All are very welcome to an upcoming seminar featuring Dr Sascha Morrell at the Writing & Society Research Centre at Western Sydney University. The seminar will be held on Friday, 12 August, from 11.00am -12.30pm in Building 3.G.55, Bankstown Campus, Western Sydney University.
This paper examines how the walking corpse and tropes of living death were used to represent the dehumanizing effects of repetitive, alienated labour in industrial, bureaucratic and plantation settings both prior to and after the passage of the Haitian zombie slave into U.S. culture via the publication of William Seabrook’s The Magic Island in 1929. Examining nineteenth-century and still earlier western precedent for twentieth-century appropriations of the Haitian folkloric figure provides fresh insight into how the Afro-Caribbean zombie interfused with western traditions of living death. Existing accounts of the zombie’s reception in Anglophone culture not only underestimate the extent to which the zombie was transformed upon entry by established traditions, but actually ascribe authenticity to aspects of zombie mythology that may be the product of a distorting western influence. For instance, the association of the Haitian zombie with organized labour seems to have been exaggerated in western representations of Haitian lore, including recent critical treatments. As well as shedding new light on the complex origins of the literary zombies of the early-twentieth century, my paper will briefly consider how the zombie’s subsequent evolution in popular culture into a figure of mindless consumerism and predatory capitalism might assist critics in (re)assessing the usefulness of “modernism” and “postmodernism” as critical categories.

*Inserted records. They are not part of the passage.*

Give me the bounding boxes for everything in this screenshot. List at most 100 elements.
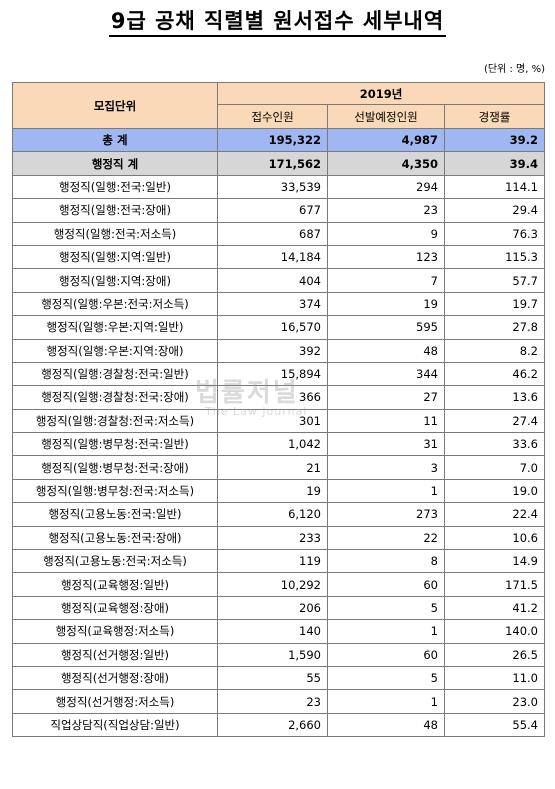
row-ratio: 10.6 — [444, 525, 545, 551]
row-planned: 22 — [327, 525, 445, 551]
row-name: 행정직(선거행정:저소득) — [12, 689, 218, 714]
row-planned: 1 — [327, 619, 445, 644]
header-planned: 선발예정인원 — [327, 104, 445, 129]
row-applicants: 233 — [217, 525, 328, 551]
row-applicants: 55 — [217, 665, 328, 691]
table-row: 행정직(일행:지역:일반) 14,184 123 115.3 — [12, 244, 545, 270]
table-row: 행정직(일행:우본:지역:일반) 16,570 595 27.8 — [12, 315, 545, 340]
page-title: 9급 공채 직렬별 원서접수 세부내역 — [108, 8, 447, 37]
header-applicants: 접수인원 — [217, 104, 328, 129]
row-applicants: 119 — [217, 549, 328, 574]
table-row: 행정직(교육행정:장애) 206 5 41.2 — [12, 595, 545, 621]
row-name: 행정직(고용노동:전국:저소득) — [12, 549, 218, 574]
row-ratio: 14.9 — [444, 549, 545, 574]
row-ratio: 13.6 — [444, 385, 545, 410]
table-row: 행정직(일행:우본:지역:장애) 392 48 8.2 — [12, 338, 545, 363]
table-row: 행정직(일행:전국:저소득) 687 9 76.3 — [12, 221, 545, 246]
row-name: 행정직(일행:경찰청:전국:저소득) — [12, 408, 218, 434]
row-ratio: 41.2 — [444, 595, 545, 621]
row-ratio: 55.4 — [444, 712, 545, 738]
row-name: 행정직(일행:지역:일반) — [12, 244, 218, 270]
row-ratio: 171.5 — [444, 572, 545, 597]
row-ratio: 8.2 — [444, 338, 545, 363]
row-applicants: 14,184 — [217, 244, 328, 270]
subtotal-planned: 4,350 — [327, 151, 445, 176]
row-planned: 48 — [327, 338, 445, 363]
header-year: 2019년 — [217, 82, 545, 105]
row-planned: 344 — [327, 361, 445, 387]
table-row: 행정직(일행:전국:일반) 33,539 294 114.1 — [12, 174, 545, 200]
row-applicants: 10,292 — [217, 572, 328, 597]
row-planned: 273 — [327, 502, 445, 527]
row-planned: 294 — [327, 174, 445, 200]
row-name: 행정직(일행:지역:장애) — [12, 268, 218, 293]
row-planned: 48 — [327, 712, 445, 738]
row-ratio: 7.0 — [444, 455, 545, 480]
row-name: 행정직(일행:병무청:전국:장애) — [12, 455, 218, 480]
row-name: 행정직(교육행정:저소득) — [12, 619, 218, 644]
row-ratio: 26.5 — [444, 642, 545, 667]
row-ratio: 33.6 — [444, 432, 545, 457]
row-planned: 123 — [327, 244, 445, 270]
row-name: 행정직(일행:우본:전국:저소득) — [12, 291, 218, 317]
total-applicants: 195,322 — [217, 127, 328, 153]
row-applicants: 301 — [217, 408, 328, 434]
row-planned: 11 — [327, 408, 445, 434]
table-row: 행정직(고용노동:전국:저소득) 119 8 14.9 — [12, 549, 545, 574]
row-name: 행정직(일행:경찰청:전국:일반) — [12, 361, 218, 387]
row-planned: 7 — [327, 268, 445, 293]
table-row: 행정직(일행:경찰청:전국:저소득) 301 11 27.4 — [12, 408, 545, 434]
row-ratio: 19.7 — [444, 291, 545, 317]
row-ratio: 22.4 — [444, 502, 545, 527]
row-name: 행정직(고용노동:전국:일반) — [12, 502, 218, 527]
subtotal-row: 행정직 계 171,562 4,350 39.4 — [12, 151, 545, 176]
row-ratio: 23.0 — [444, 689, 545, 714]
row-planned: 3 — [327, 455, 445, 480]
table-row: 행정직(일행:병무청:전국:일반) 1,042 31 33.6 — [12, 432, 545, 457]
row-name: 행정직(일행:우본:지역:장애) — [12, 338, 218, 363]
row-ratio: 140.0 — [444, 619, 545, 644]
row-planned: 60 — [327, 572, 445, 597]
row-applicants: 21 — [217, 455, 328, 480]
row-ratio: 57.7 — [444, 268, 545, 293]
row-planned: 8 — [327, 549, 445, 574]
table-row: 행정직(선거행정:일반) 1,590 60 26.5 — [12, 642, 545, 667]
row-ratio: 11.0 — [444, 665, 545, 691]
row-name: 행정직(일행:병무청:전국:일반) — [12, 432, 218, 457]
applications-table: 모집단위 2019년 접수인원 선발예정인원 경쟁률 총 계 195,322 4… — [12, 82, 545, 738]
row-ratio: 19.0 — [444, 478, 545, 504]
row-name: 행정직(선거행정:장애) — [12, 665, 218, 691]
row-name: 행정직(일행:병무청:전국:저소득) — [12, 478, 218, 504]
table-row: 행정직(고용노동:전국:장애) 233 22 10.6 — [12, 525, 545, 551]
row-planned: 60 — [327, 642, 445, 667]
row-ratio: 76.3 — [444, 221, 545, 246]
watermark-logo: 법률저널 — [195, 378, 299, 408]
subtotal-ratio: 39.4 — [444, 151, 545, 176]
row-ratio: 29.4 — [444, 198, 545, 223]
row-applicants: 33,539 — [217, 174, 328, 200]
row-applicants: 16,570 — [217, 315, 328, 340]
row-applicants: 1,590 — [217, 642, 328, 667]
row-applicants: 677 — [217, 198, 328, 223]
row-planned: 595 — [327, 315, 445, 340]
table-row: 행정직(일행:병무청:전국:저소득) 19 1 19.0 — [12, 478, 545, 504]
row-ratio: 46.2 — [444, 361, 545, 387]
table-row: 행정직(교육행정:저소득) 140 1 140.0 — [12, 619, 545, 644]
header-ratio: 경쟁률 — [444, 104, 545, 129]
header-group: 모집단위 — [12, 82, 218, 129]
row-applicants: 23 — [217, 689, 328, 714]
row-planned: 19 — [327, 291, 445, 317]
row-name: 행정직(일행:전국:장애) — [12, 198, 218, 223]
row-planned: 27 — [327, 385, 445, 410]
table-row: 행정직(선거행정:저소득) 23 1 23.0 — [12, 689, 545, 714]
row-applicants: 140 — [217, 619, 328, 644]
table-row: 행정직(일행:경찰청:전국:장애) 366 27 13.6 — [12, 385, 545, 410]
row-planned: 31 — [327, 432, 445, 457]
row-planned: 1 — [327, 689, 445, 714]
row-applicants: 366 — [217, 385, 328, 410]
row-applicants: 687 — [217, 221, 328, 246]
total-row: 총 계 195,322 4,987 39.2 — [12, 127, 545, 153]
table-row: 직업상담직(직업상담:일반) 2,660 48 55.4 — [12, 712, 545, 738]
row-applicants: 392 — [217, 338, 328, 363]
row-applicants: 404 — [217, 268, 328, 293]
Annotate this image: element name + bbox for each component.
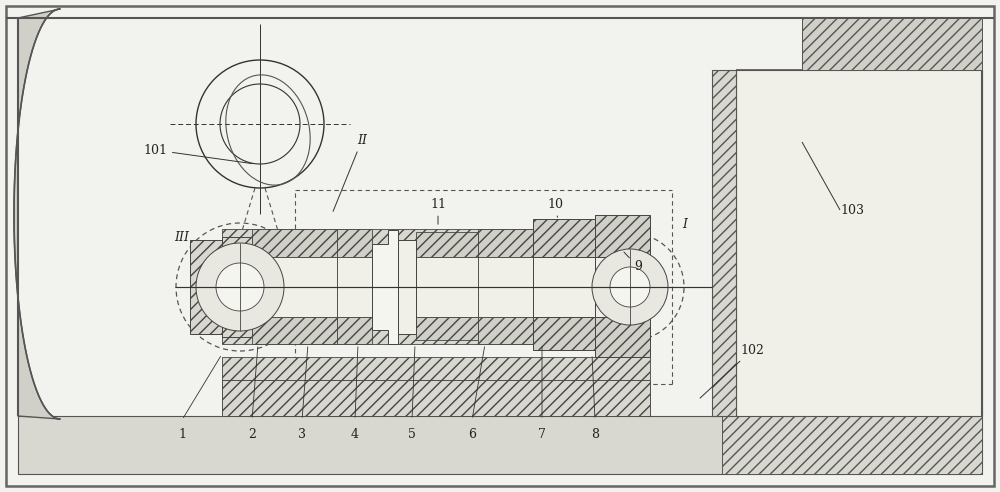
- Text: 6: 6: [468, 428, 476, 440]
- Bar: [595, 317, 650, 357]
- Text: III: III: [175, 230, 190, 244]
- Bar: [202, 272, 222, 302]
- Bar: [252, 257, 337, 317]
- Bar: [222, 229, 604, 257]
- Bar: [478, 317, 533, 344]
- Text: 9: 9: [624, 252, 642, 274]
- Bar: [722, 416, 982, 474]
- Text: I: I: [682, 217, 688, 230]
- Text: 5: 5: [408, 428, 416, 440]
- Bar: [416, 257, 478, 317]
- Text: 11: 11: [430, 197, 446, 224]
- Bar: [222, 357, 650, 380]
- Bar: [736, 70, 982, 416]
- Bar: [533, 257, 595, 317]
- Text: 2: 2: [248, 428, 256, 440]
- Text: 4: 4: [351, 428, 359, 440]
- Circle shape: [196, 243, 284, 331]
- Bar: [533, 317, 595, 350]
- Circle shape: [216, 263, 264, 311]
- Circle shape: [610, 267, 650, 307]
- Bar: [478, 257, 533, 317]
- Text: 103: 103: [840, 204, 864, 216]
- Text: 101: 101: [143, 144, 252, 164]
- Bar: [802, 18, 982, 70]
- Text: 3: 3: [298, 428, 306, 440]
- Bar: [712, 70, 736, 416]
- Text: 8: 8: [591, 428, 599, 440]
- Bar: [337, 317, 372, 344]
- Bar: [398, 240, 416, 334]
- Circle shape: [592, 249, 668, 325]
- Bar: [18, 416, 982, 474]
- Bar: [252, 229, 337, 257]
- Bar: [533, 219, 595, 257]
- Bar: [222, 380, 650, 416]
- Bar: [478, 229, 533, 257]
- Bar: [337, 257, 372, 317]
- Text: 7: 7: [538, 428, 546, 440]
- Bar: [595, 257, 650, 317]
- Polygon shape: [372, 230, 398, 344]
- Text: II: II: [333, 133, 367, 212]
- Text: 102: 102: [700, 343, 764, 398]
- Bar: [222, 380, 650, 416]
- Text: 10: 10: [547, 197, 563, 217]
- Polygon shape: [14, 9, 60, 419]
- Bar: [222, 317, 604, 344]
- Bar: [416, 317, 478, 340]
- Bar: [595, 215, 650, 257]
- Text: 1: 1: [178, 428, 186, 440]
- Bar: [337, 229, 372, 257]
- Bar: [222, 257, 604, 317]
- Bar: [190, 240, 222, 334]
- Bar: [595, 230, 650, 344]
- Bar: [222, 237, 252, 337]
- Bar: [252, 317, 337, 344]
- Bar: [416, 232, 478, 257]
- Bar: [202, 268, 222, 306]
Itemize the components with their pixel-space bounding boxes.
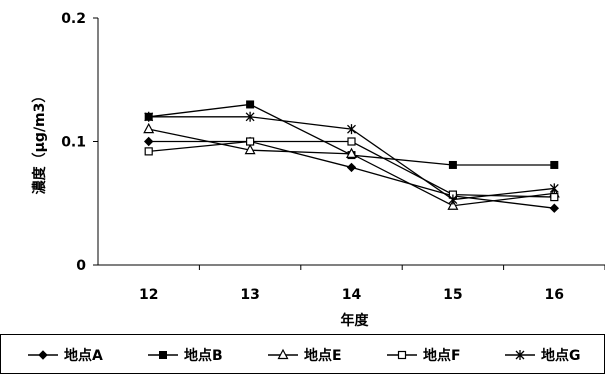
x-axis-title: 年度: [341, 312, 370, 329]
legend-marker: [159, 351, 167, 359]
data-point: [246, 137, 255, 146]
data-point: [346, 147, 357, 158]
legend-item: 地点A: [28, 347, 103, 364]
legend-item: 地点B: [148, 347, 223, 364]
series-group: [143, 100, 560, 213]
y-tick-label: 0.2: [61, 11, 86, 27]
data-point: [144, 111, 154, 122]
data-point: [347, 124, 356, 135]
legend-label: 地点A: [64, 347, 103, 364]
legend-label: 地点B: [184, 347, 223, 364]
data-point: [143, 136, 154, 147]
legend-label: 地点G: [541, 347, 581, 364]
data-point: [448, 160, 457, 169]
data-point: [549, 183, 559, 194]
legend-item: 地点G: [505, 347, 581, 364]
data-point: [346, 162, 357, 173]
y-tick-label: 0: [76, 258, 86, 274]
legend-marker: [397, 350, 407, 360]
legend-label: 地点E: [304, 347, 342, 364]
x-tick-label: 15: [443, 287, 462, 303]
legend-marker: [277, 348, 289, 360]
x-tick-label: 13: [240, 287, 259, 303]
series-2: [144, 100, 559, 169]
y-tick-label: 0.1: [61, 135, 86, 151]
data-point: [448, 194, 458, 205]
axes: 0 0.1 0.2 12 13 14 15 16 年度 濃度（μg/m3）: [31, 11, 605, 329]
legend-marker: [515, 350, 525, 360]
legend-label: 地点F: [423, 347, 461, 364]
legend-marker: [38, 350, 48, 360]
legend-item: 地点E: [268, 347, 342, 364]
data-point: [244, 143, 256, 155]
data-point: [246, 100, 255, 109]
data-point: [549, 203, 560, 213]
data-point: [144, 147, 153, 156]
data-point: [550, 192, 559, 202]
data-point: [447, 199, 459, 210]
x-tick-label: 12: [139, 287, 158, 303]
y-axis-title: 濃度（μg/m3）: [31, 89, 48, 195]
legend-item: 地点F: [387, 347, 461, 364]
series-3: [143, 122, 560, 210]
data-point: [143, 122, 155, 134]
x-tick-label: 16: [545, 287, 564, 303]
legend: 地点A 地点B 地点E 地点F 地点G: [0, 334, 605, 374]
data-point: [245, 111, 255, 122]
data-point: [347, 137, 356, 146]
series-5: [144, 111, 559, 205]
x-tick-label: 14: [342, 287, 362, 303]
data-point: [550, 160, 559, 169]
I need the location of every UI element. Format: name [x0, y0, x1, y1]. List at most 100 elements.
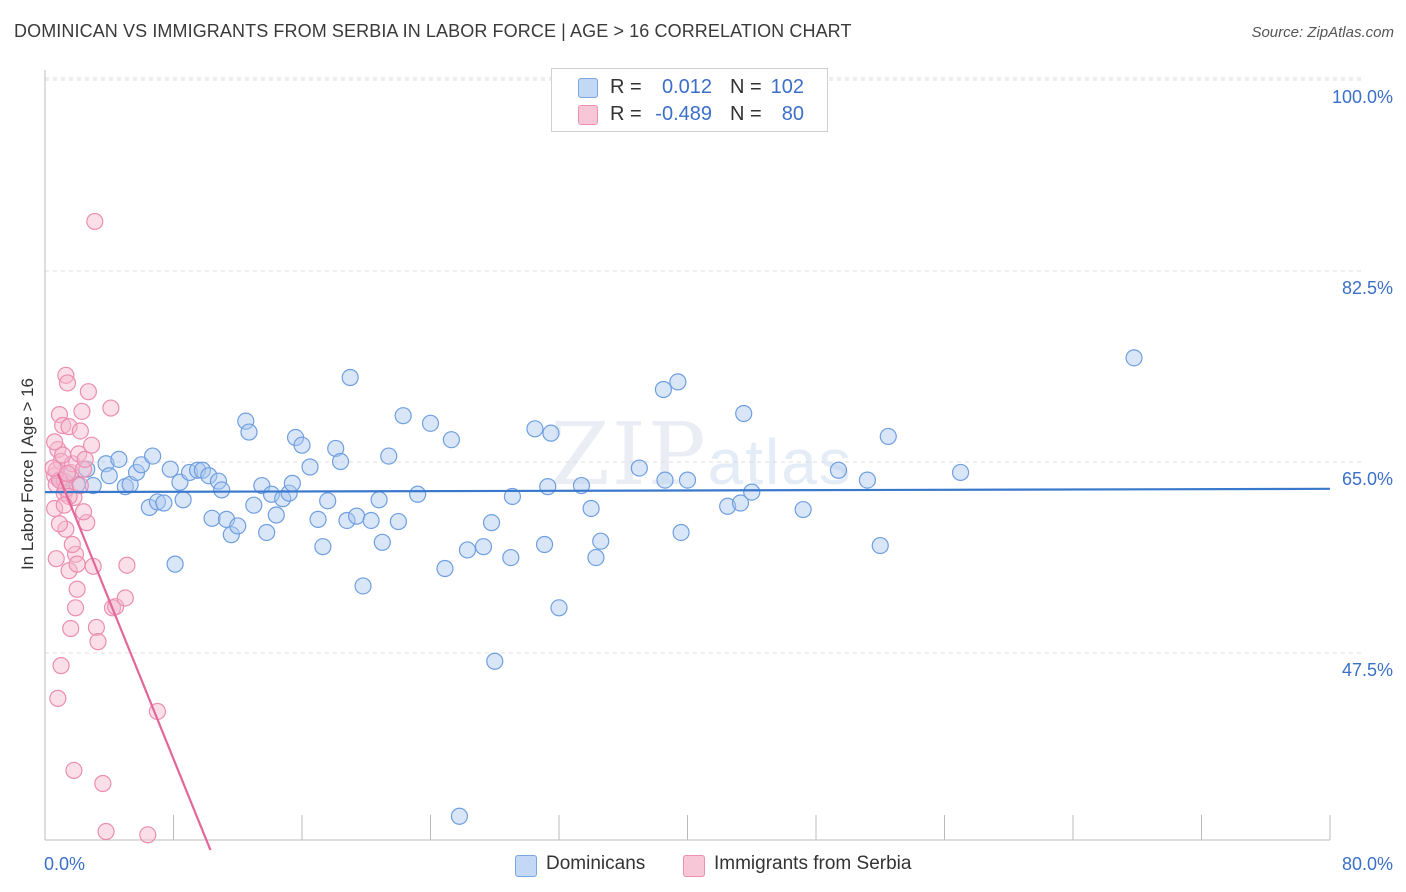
- dominican-point: [656, 471, 674, 489]
- n-value: 102: [770, 76, 804, 98]
- dominican-point: [735, 404, 753, 423]
- dominican-point: [539, 478, 557, 496]
- dominican-point: [550, 599, 568, 617]
- dominican-point: [213, 481, 231, 499]
- dominican-point: [200, 467, 218, 485]
- dominican-point: [100, 467, 118, 485]
- dominican-point: [237, 412, 255, 430]
- serbia-trend-line: [56, 473, 212, 851]
- dominican-point: [951, 463, 970, 482]
- watermark: ZIPatlas: [550, 405, 853, 505]
- serbia-point: [63, 535, 81, 554]
- n-label: N =: [730, 103, 762, 125]
- dominican-point: [354, 577, 372, 595]
- serbia-point: [74, 503, 93, 521]
- dominican-point: [258, 523, 276, 542]
- dominican-point: [362, 511, 380, 530]
- dominican-point: [389, 512, 407, 531]
- serbia-point: [54, 416, 72, 435]
- source-label: Source: ZipAtlas.com: [1251, 24, 1394, 41]
- serbia-point: [82, 436, 101, 454]
- dominican-point: [331, 452, 350, 471]
- x-tick-label-max: 80.0%: [1342, 854, 1393, 874]
- watermark-zip: ZIP: [550, 405, 708, 505]
- dominican-point: [348, 507, 366, 525]
- serbia-point: [102, 399, 120, 417]
- dominican-point: [442, 431, 460, 449]
- dominican-point: [373, 533, 391, 551]
- serbia-point: [97, 822, 115, 841]
- n-label: N =: [730, 76, 762, 98]
- chart-title: DOMINICAN VS IMMIGRANTS FROM SERBIA IN L…: [14, 21, 852, 41]
- dominican-point: [132, 456, 150, 474]
- dominican-point: [148, 493, 167, 511]
- dominican-point: [262, 485, 281, 503]
- dominican-point: [394, 407, 412, 425]
- dominican-point: [794, 500, 812, 519]
- dominican-point: [314, 538, 332, 556]
- serbia-point: [68, 580, 86, 598]
- serbia-point: [73, 402, 91, 420]
- dominican-point: [630, 459, 648, 477]
- dominican-point: [309, 510, 327, 528]
- serbia-point: [50, 515, 69, 533]
- serbia-point: [52, 657, 70, 675]
- chart-legend: Dominicans Immigrants from Serbia: [0, 852, 1406, 878]
- dominican-point: [203, 509, 221, 527]
- y-axis-label: In Labor Force | Age > 16: [18, 377, 37, 570]
- dominican-point: [572, 476, 591, 495]
- serbia-point: [71, 476, 89, 495]
- dominican-point: [327, 439, 345, 458]
- dominican-point: [293, 436, 311, 454]
- serbia-point: [68, 555, 86, 573]
- dominican-point: [592, 532, 610, 550]
- y-tick-label: 82.5%: [1342, 278, 1393, 298]
- r-value: 0.012: [661, 76, 712, 98]
- dominican-point: [672, 523, 690, 542]
- serbia-point: [60, 418, 78, 436]
- y-tick-label: 65.0%: [1342, 469, 1393, 489]
- dominican-point: [338, 511, 356, 530]
- serbia-point: [62, 619, 80, 638]
- serbia-point: [54, 446, 72, 464]
- dominican-point: [1125, 349, 1143, 367]
- dominican-point: [829, 461, 848, 479]
- dominican-point: [245, 496, 263, 514]
- dominican-trend-line: [44, 487, 1331, 494]
- dominican-point: [240, 423, 258, 441]
- dominican-point: [380, 447, 398, 465]
- serbia-point: [66, 599, 85, 617]
- dominican-point: [587, 548, 605, 567]
- dominican-point: [678, 471, 697, 489]
- dominican-point: [421, 414, 440, 432]
- dominican-point: [144, 447, 162, 465]
- legend-label: Immigrants from Serbia: [714, 853, 912, 874]
- dominican-point: [370, 491, 388, 509]
- serbia-point: [46, 433, 64, 451]
- dominican-point: [283, 474, 301, 492]
- dominican-point: [654, 380, 673, 399]
- dominican-point: [542, 424, 560, 442]
- dominican-point: [458, 541, 477, 559]
- dominican-point: [161, 460, 179, 478]
- dominican-point: [280, 484, 298, 502]
- dominican-point: [341, 368, 359, 387]
- dominican-point: [166, 555, 184, 573]
- correlation-stats-box: R = 0.012 N = 102 R = -0.489 N = 80: [551, 68, 828, 132]
- r-value: -0.489: [655, 103, 712, 125]
- blue-swatch-icon: [578, 78, 598, 98]
- dominican-point: [188, 461, 207, 479]
- watermark-atlas: atlas: [707, 426, 853, 498]
- dominican-point: [474, 538, 493, 556]
- serbia-point: [86, 212, 104, 231]
- dominican-point: [669, 373, 687, 391]
- pink-swatch-icon: [578, 105, 598, 125]
- dominican-point: [486, 652, 504, 670]
- serbia-point: [71, 422, 89, 440]
- dominican-point: [222, 526, 240, 544]
- serbia-point: [139, 826, 157, 844]
- dominican-point: [174, 491, 192, 509]
- dominican-point: [719, 497, 737, 515]
- dominican-point: [743, 483, 761, 501]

Sascha Morrell studied Arts and Law at the University of Sydney and completed her PhD in English Literature at Trinity College, Cambridge. She has taught at the University of Cambridge, the University of Sydney and the University of New South Wales, and was Visiting Research Scholar at New York University in Fall 2015. Dr Morrell is the co-editor of Flann O’Brien and Modernism (Bloomsbury 2014) and has published widely on American and modernist literatures while completing a book project on race, labor, historiography and visual culture in the fiction of William Faulkner, Herman Melville and others. She has a special interest in the appropriation of Haitian history and cultural motifs (including the zombie) in U.S. fiction, theatre and film. She is currently developing a project investigating connections between different ideas of ‘the south’ (including Australasian and other transpacific spaces) in nineteenth- and early twentieth-century U.S. literature.